Seamus, Seriously

I want to make a serious point about the whole Seamus-on-the-car-roof story, and about why it's not something to just roll one's eyes about.

I bring this up in the context of some silliness going around today, launched by consistent nitwit Jim Treacher, who is given a regular space on the Daily Caller website, which is just one reason why you really don't need to visit that site very often -- another reason would be nonsense like the giant banner headline currently gracing its front page, blaring the news that Joe Kennedy III is calling for an end to cheap oil. (Regardless of the idiocy of the story itself, how does this merit top-story status on a national news site?)

Treacher yesterday pointed out that in Dreams from My Father, Barack Obama wrote that he was fed dog meat by his father in Indonesia. This is apparently some sort of rebuff to all the criticism of Mitt Romney over transporting his dog Seamus on the car roof. Treacher warns "libs" that "whenever you bring up the one, we’re going to bring up the other. It’s no fun when we push back, is it?"

This led to much fun and games on Twitter and elsewhere, much of it unserious -- that is, people who think the Seamus story is silly nonsense, having a little harmless fun with another silly nonsense story.

Which is all good fun. But look, it's not just "libs" who bring up the Seamus story. Chris Wallace brought it up. Rick Santorum brought it up. And a lot of non-partisan ordinary people who happen to really love their dogs bring it up.

And people like David Axelrod don't bring it up just because they're "libs" -- they do it because they know it resonates with a lot of swing voters.

Listen to what Wallace said when he interviewed Romney; refering to his own family pet, Wallace said: "I would no sooner put him in a kennel on the roof of my car than I would one of my children."

Much of the punditry out there seem to think that's hyperbole; nobody literally equates a dog with a child in that way. This is where they are wrong. Wallace was quite serious, and a not-insignificant number of dog owners in this country feel the same way.

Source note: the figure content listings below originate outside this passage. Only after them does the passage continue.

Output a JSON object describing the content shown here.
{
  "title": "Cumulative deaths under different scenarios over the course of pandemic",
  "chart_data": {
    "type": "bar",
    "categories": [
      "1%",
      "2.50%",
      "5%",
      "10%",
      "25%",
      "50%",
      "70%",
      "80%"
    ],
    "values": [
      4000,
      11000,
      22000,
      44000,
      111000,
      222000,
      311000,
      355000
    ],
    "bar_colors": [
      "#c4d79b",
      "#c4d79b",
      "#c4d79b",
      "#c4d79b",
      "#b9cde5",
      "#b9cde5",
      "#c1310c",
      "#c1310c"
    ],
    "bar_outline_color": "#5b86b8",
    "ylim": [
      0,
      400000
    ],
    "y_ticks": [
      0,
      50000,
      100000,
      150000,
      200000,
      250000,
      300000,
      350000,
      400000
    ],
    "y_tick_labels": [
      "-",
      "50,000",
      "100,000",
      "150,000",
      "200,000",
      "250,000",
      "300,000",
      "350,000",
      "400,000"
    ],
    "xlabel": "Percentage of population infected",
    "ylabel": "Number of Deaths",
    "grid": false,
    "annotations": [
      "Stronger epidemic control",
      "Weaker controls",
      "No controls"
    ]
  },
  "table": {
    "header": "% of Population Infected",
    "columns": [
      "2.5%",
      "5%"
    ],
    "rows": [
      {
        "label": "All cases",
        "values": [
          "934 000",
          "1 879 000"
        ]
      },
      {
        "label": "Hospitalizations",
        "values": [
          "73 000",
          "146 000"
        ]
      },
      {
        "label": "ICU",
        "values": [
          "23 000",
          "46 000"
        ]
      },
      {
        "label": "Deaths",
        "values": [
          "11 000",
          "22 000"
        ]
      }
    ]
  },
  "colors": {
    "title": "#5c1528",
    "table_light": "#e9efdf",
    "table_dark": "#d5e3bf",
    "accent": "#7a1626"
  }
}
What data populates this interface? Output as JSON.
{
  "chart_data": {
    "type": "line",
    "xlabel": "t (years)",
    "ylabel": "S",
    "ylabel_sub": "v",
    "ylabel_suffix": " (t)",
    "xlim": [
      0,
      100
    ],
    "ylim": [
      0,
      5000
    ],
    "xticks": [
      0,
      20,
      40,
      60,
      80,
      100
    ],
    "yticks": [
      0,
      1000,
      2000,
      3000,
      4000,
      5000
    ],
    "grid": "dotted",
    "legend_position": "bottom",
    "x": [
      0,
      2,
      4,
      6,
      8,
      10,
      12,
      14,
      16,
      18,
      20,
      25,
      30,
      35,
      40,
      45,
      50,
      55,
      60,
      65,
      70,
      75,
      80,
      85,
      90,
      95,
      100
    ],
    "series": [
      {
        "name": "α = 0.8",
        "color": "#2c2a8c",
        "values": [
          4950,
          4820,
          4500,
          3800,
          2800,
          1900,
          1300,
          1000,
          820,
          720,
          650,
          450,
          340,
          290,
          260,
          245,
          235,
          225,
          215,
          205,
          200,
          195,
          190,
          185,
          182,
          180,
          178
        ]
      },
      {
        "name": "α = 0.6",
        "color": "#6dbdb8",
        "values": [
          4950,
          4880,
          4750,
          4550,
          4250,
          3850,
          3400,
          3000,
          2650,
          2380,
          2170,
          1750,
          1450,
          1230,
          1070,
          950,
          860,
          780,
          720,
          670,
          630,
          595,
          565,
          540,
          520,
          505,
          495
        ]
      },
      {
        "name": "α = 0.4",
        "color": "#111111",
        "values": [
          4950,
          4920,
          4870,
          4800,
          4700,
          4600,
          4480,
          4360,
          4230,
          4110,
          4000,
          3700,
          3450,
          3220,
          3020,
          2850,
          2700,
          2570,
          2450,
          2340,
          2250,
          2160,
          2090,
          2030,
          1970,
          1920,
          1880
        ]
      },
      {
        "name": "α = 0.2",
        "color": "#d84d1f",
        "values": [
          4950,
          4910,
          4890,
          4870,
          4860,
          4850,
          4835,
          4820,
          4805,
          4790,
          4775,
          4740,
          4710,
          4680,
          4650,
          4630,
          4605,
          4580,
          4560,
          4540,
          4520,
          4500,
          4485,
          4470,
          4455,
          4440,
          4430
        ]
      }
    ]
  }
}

So, if you have laughed this Seamus thing off; if you have bemoaned the excessive retelling of the tale; if you have thought that Seamus is just part of the campaign "silly season"; imagine for a moment that the story was that Romney put the youngest child in that crate on the roof of the car for the 12-hour trip to Canada.

I'm not saying it's equivalent. I'm saying that for a not-insignificant portion of the American electorate, that's not very far off from their emotional reaction to this story.

In other words, to those people -- and there are a lot of them -- this is a real thing. Maybe not an insurmountable thing, for most of them, but a thing.

Which is why I've always thought it was a mistake for Romney to act like it's not a thing -- to guffaw when it's brought up, and to insist that the dog loved it, and so on.

Again, think how you'd react if it was about the youngest child in the crate.

For the bulk of people, who don't have that emotional reaction to this story, Romney's reaction is fine. And all this nonsense making light of it, and the silly Obama-eats-dog jokes, are all fine.

But those people's votes aren't going to be affected by the Seamus story one way or the other. The dog-lovers of the world, however, are only going to get more and more alienated and angry. Because -- whether you or I can empathize with their view or not -- these folks really, really don't think it's funny.